Not coincidentally, this Chamber event came three months after an historic agreement won by the Coalition of Immokalee Workers (CIW), which defines itself as “a worker-based human rights organization.” In January Walmart became the twelfth major food vendor, along with companies like Chipotle, Trader Joe’s, McDonald’s and more, to join the CIW’s Fair Food Program to pay agricultural workers an additional penny per pound of picked tomatoes and agree to other human rights improvements.

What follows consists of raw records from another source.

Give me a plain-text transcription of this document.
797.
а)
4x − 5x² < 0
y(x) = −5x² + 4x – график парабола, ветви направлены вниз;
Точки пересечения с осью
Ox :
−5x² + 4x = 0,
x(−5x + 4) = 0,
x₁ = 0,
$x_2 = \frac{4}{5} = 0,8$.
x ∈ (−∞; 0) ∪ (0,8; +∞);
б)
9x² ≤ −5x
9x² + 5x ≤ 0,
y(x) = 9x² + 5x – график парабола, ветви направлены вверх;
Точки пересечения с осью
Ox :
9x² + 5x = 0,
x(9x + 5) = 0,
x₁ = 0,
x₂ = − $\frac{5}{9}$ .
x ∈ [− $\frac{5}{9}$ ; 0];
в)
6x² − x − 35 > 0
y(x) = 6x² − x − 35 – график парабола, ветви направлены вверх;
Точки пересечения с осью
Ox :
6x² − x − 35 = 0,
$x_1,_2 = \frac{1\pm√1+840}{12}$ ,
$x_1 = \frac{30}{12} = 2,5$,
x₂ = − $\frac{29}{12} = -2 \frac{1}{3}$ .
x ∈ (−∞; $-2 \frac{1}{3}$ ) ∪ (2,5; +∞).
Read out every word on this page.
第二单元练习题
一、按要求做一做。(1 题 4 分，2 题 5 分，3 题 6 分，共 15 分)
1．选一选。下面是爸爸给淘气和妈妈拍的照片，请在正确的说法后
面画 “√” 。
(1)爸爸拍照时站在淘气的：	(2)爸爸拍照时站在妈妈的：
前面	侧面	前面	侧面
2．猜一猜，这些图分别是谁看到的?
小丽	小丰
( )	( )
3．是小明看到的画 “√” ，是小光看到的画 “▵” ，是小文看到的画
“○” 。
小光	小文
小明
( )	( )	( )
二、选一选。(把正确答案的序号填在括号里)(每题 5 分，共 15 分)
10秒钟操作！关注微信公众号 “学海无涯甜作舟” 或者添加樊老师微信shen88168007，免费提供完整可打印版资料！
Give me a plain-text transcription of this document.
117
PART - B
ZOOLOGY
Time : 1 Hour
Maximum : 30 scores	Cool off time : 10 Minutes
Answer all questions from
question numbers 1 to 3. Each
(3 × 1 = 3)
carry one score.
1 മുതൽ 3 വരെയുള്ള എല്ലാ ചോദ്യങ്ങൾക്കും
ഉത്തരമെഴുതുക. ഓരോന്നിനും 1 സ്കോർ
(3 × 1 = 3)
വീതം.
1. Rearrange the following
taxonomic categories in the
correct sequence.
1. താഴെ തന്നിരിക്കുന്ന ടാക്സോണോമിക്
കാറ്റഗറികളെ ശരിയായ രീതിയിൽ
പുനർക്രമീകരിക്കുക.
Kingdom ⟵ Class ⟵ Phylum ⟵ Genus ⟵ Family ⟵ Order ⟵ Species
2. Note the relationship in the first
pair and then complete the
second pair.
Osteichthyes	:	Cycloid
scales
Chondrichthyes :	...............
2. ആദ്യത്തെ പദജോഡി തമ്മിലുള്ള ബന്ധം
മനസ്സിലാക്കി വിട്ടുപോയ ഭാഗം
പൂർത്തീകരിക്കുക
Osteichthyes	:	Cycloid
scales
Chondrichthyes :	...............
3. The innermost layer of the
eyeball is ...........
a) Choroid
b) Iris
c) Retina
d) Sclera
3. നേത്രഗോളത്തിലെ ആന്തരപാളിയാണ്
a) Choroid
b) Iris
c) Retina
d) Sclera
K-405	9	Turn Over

In its campaign against worker centers and similar nonprofits, the Chamber reveals itself to be dead set against public education regarding the industries that are the most challenging for workers. Groups targeted by the Chamber include Organization United for Respect at Walmart (OUR Walmart – “an independent, not-for-profit organization for hourly Associates” that vows not to represent Walmart employees in union bargaining), New York Communities for Change, Restaurant Opportunities Center (ROC- “a membership-based workers center”) and the CIW – groups fighting to expose conditions faced by Walmart workers, fast food workers, restaurant workers (mostly of large restaurant chains), and immigrant farm laborers respectively. As the Chamber continues to allege these centers represent workers without defining themselves as unions – with little acknowledgment of the public education function they play – at least many of the backers of these groups are publicly known (some are unions; others are foundations). In fact, during the Chamber’s Wednesday event, the chief of staff of U.S. Rep. Steve King (R-Iowa) asked, “Is there something on Capitol Hill we could be doing, not about worker centers, but about progressive foundations, which are funding them in the first place?”

This is another issue area in which companies are using groups like the Chamber to grandstand and push back against workers in a way that won’t reflect poorly on the companies themselves.